Attending MIGA’s seminar today in London on cross-border investment in conflict affected and fragile economies prompted me to think back on my days in the field—not only during my experience with the World Bank in southern Africa, but to two decades as a journalist in the same region.
I traveled in a number of African countries where I reported on fragile economies, on war and political violence, and on post-conflict rebuilding efforts. Some countries, to be sure, were more successful than others. Mozambique has always been singled out as among the miracles and it’s understandable. I went to Mozambique for the first time in 1984 to report on the civil war, which had already taken a heavy toll after seven years of intense conflict, and returned a number of times up until 1990.
I next returned in 1994 to report on the country’s first multi-party elections following the peace accord. By that stage so much of the country was devastated—and the capital Maputo was riddled with signs of conflict, from bullet-pocked buildings to the destruction of basic infrastructure. When I returned in 2008 what I saw amazed me. To be sure there were still signs of the past conflict—but the capital was vibrant, busy, and working. Yes this was partly due to donor funding and the work of mulitlaterals like the World Bank, but it was also achieved through private sector investment.
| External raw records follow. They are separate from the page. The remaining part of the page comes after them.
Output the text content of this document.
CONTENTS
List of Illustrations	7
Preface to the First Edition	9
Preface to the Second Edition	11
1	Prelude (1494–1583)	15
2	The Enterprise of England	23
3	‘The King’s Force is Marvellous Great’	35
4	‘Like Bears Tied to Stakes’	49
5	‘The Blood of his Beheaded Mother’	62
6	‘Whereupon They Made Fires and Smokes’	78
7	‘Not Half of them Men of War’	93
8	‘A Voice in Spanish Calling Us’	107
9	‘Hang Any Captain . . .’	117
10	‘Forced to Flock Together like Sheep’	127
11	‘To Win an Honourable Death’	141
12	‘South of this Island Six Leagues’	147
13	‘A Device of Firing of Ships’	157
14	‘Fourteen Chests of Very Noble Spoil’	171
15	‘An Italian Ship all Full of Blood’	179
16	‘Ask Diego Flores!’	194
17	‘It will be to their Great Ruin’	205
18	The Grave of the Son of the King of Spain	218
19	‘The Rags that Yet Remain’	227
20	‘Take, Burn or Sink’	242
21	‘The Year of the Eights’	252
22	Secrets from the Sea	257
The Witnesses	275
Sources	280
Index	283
Which brings me back to the topic of today’s seminar discussion. It coincided with MIGA’s just-launched flagship report World Investment and Political Risk —focused on investment in conflict-affected and fragile economies. Anyone who has seen first-hand a country’s efforts to rebuild and create new hope for its people understands the value and importance of private sector investment. Delegates at today’s session heard an impassioned keynote address from the World Bank’s Managing Director Ngozi Okonjo-Iweala  on the topic. She urged the private sector to partner with development institutions and others to invest in countries. Her main message was that such investment gives a positive signal to the people of a country and gives them hope, while the investor can accrue rewards—both financial and in knowing that the investment has done a lot of good.
MIGA’s mission, as part of the World Bank Group, is to promote such cross-border private sector investment into developing countries to reduce poverty and improve people’s lives. We especially focus on underserved countries, many of which have been conflict-affected or are fragile . Our mission may seem naïve or even trite to some. But I have seen the impact and results of such investment—and they are real.